Benthic habitat mapping by autonomous underwater vehicles

This work presents a functional system for performing unsupervised classification and mapping of benthic habitats using an autonomous underwater vehicle. Traditionally, tne-scale underwater mapping has been an expensive process, inaccurate, and is performed infrequently. This work provides contributions in three main areas: the control systems allowing the underwater vehicle to perform autonomous measurements using inexpensive sensors; implementation of a memetic algorithm for unmixing hyper-spectral signals to identify and classify habitat types; detection of new end-member types, and the production of accurate maps, while mitigating for constraints in vehicle capabilities.

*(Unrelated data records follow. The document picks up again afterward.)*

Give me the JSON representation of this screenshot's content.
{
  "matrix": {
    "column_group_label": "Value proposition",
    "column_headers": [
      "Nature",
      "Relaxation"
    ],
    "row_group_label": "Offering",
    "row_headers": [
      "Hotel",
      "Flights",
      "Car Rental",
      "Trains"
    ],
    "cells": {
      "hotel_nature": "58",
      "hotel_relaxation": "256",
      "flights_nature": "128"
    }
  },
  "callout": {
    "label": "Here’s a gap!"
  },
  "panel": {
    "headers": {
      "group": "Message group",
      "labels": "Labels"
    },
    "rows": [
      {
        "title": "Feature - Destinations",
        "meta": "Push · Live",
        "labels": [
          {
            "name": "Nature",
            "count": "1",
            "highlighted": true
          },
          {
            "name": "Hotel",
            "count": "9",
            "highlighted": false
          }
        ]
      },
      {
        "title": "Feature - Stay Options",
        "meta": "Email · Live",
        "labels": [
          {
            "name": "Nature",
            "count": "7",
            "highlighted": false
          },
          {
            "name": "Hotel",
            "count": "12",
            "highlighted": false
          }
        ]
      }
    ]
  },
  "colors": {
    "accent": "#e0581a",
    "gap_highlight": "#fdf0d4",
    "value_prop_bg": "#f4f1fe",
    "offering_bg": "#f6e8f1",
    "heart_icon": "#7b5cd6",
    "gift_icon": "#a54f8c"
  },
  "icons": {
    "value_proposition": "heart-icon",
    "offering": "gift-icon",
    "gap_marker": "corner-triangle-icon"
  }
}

Meta-data is recorded and associated with detected end-member types to act as an aid in expert classification. The production of multi-layer maps is demonstrated. These maps account for uncertainty in the vehicle's position, and variability in unmixing accuracy and confidence in data quality. This system produces end-member library spectra, maps showing end-member location and abundance, bathymetry, coverage maps, and a confidence map. An analysis of the accuracy of the algorithms using image- processing techniques showing the strength of the mapping algorithms in the presence of noise is presented. This work has developed techniques to support fine-scale benthic classification using underwater vehicles. This capability can complement existing remote sensing techniques, allowing mapping where benthic habitat is obscured from airborne and satellite sensors because of water clarity and depth. The techniques for accurate and fine-scale measurement of benthic mixtures proposed here offer alternative tools for the monitoring and management of estuarine environments.